Brumberg explained that adolescents should not be held to the same standard of legal culpability as adults. "A growing body of scientific evidence gathered in the last 15 years shows that juveniles, much like the mentally retarded, lack the mental capacity to make informed decisions," she said.
Kansas Charley is a historical and psycho-social review of the case of Charley Miller, born in 1874 and orphaned by the age of 6. He moved from foster home to foster home, suffered both mental and physical abuse, and then finally went off on his own to tramp penniless across the country. In September 1890, at the age of 15, while stowing away on a Union Pacific freight train, he met two financially solvent boys -- Waldo Emerson and Ross Fishbaugh -- who had been tramping for adventure. Miller shot them both in the head and robbed them while they were sleeping.
The murder made national news. Miller successfully fled the murder scene and investigators had few clues, but he was so overwrought with guilt that he turned himself in and confessed to the crime. After a national debate about his fate and numerous court appeals, Miller was hanged in 1892 in Cheyenne, Wyo. -- at the age of 17.
The case before the Supreme Court, Roper v. Simmons, has some elements that are similar to Charley Miller's. Christopher Simmons, like Miller, was repeatedly beaten and abused as a child, and his crime was horrific. At the age of 17, he was charged with the murder of Shirley Crook, whose body was found in the Meramec River in Missouri on Sept. 9, 1993. Crook had been bound with cable, straps and duct tape and tossed alive into the river, where she drowned.
The lower Missouri courts found Simmons guilty and sentenced him to death. In 2002 the Supreme Court of Missouri denied the death penalty for Simmons, explaining that execution would violate his 8th and 14th Amendment rights. Roper v. Simmons will test Stanford v. Kentucky, the 1989 decision that allowed execution of 16- and 17-year-olds.
Fifteen years after Stanford v. Kentucky, the world has changed, explained Brumberg, pointing out that most other countries reject the idea of executing people for crimes they committed as minors. In the Simmons case, 48 nations, including the United Kingdom, France, Germany, Russia and Canada, have submitted an amicus curiae brief to the U.S. Supreme Court, suggesting that executing someone under age 18 violates human rights norms and the minimal standards set by the United Nations. "The juvenile death penalty violates international standards of decency even among autocratic regimes like Saudia Arabia, Nigeria, Iran and the Congo," she said.
In the afterword of Kansas Charley, Brumberg addresses the scientific and medical causes for violent behavior, including the possibility that there may be a biological cause. However, she is quick to say that any biological propensity to violence is probably activated by environmental stressors, such as family dysfunction, poverty and abuse.

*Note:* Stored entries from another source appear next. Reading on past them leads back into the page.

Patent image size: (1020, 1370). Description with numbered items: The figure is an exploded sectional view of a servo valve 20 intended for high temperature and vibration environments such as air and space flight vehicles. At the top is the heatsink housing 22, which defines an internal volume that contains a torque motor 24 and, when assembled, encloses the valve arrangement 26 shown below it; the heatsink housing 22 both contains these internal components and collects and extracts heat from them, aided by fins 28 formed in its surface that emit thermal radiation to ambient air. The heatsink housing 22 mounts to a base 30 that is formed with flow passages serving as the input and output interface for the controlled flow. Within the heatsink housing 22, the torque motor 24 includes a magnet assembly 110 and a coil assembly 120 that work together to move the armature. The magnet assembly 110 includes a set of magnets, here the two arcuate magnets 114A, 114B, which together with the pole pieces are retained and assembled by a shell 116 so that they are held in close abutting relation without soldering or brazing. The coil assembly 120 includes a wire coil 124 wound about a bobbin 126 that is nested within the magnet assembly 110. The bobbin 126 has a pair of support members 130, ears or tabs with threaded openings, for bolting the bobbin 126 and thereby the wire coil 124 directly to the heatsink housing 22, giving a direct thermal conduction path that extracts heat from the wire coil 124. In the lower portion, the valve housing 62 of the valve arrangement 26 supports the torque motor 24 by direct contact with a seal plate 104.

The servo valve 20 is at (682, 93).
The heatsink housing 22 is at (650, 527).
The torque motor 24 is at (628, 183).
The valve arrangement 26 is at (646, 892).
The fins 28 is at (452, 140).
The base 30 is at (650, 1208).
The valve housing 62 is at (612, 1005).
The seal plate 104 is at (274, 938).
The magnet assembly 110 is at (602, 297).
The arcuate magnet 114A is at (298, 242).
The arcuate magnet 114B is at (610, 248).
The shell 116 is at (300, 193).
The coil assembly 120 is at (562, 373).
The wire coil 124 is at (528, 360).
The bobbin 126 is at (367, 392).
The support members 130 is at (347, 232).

Beyond the science, Brumberg points to modern death-row statistics as well. Between 1973 and 2002, the United States executed more minors than all the other countries in the world combined. She said: "In the eyes of the international community, the United States now stands out for its backwardness rather than its humanity. After a century of struggling with this issue, it is time for Americans to outlaw this barbaric practice. History shows that we pick on boys with the least resources and that these cases most often become political footballs."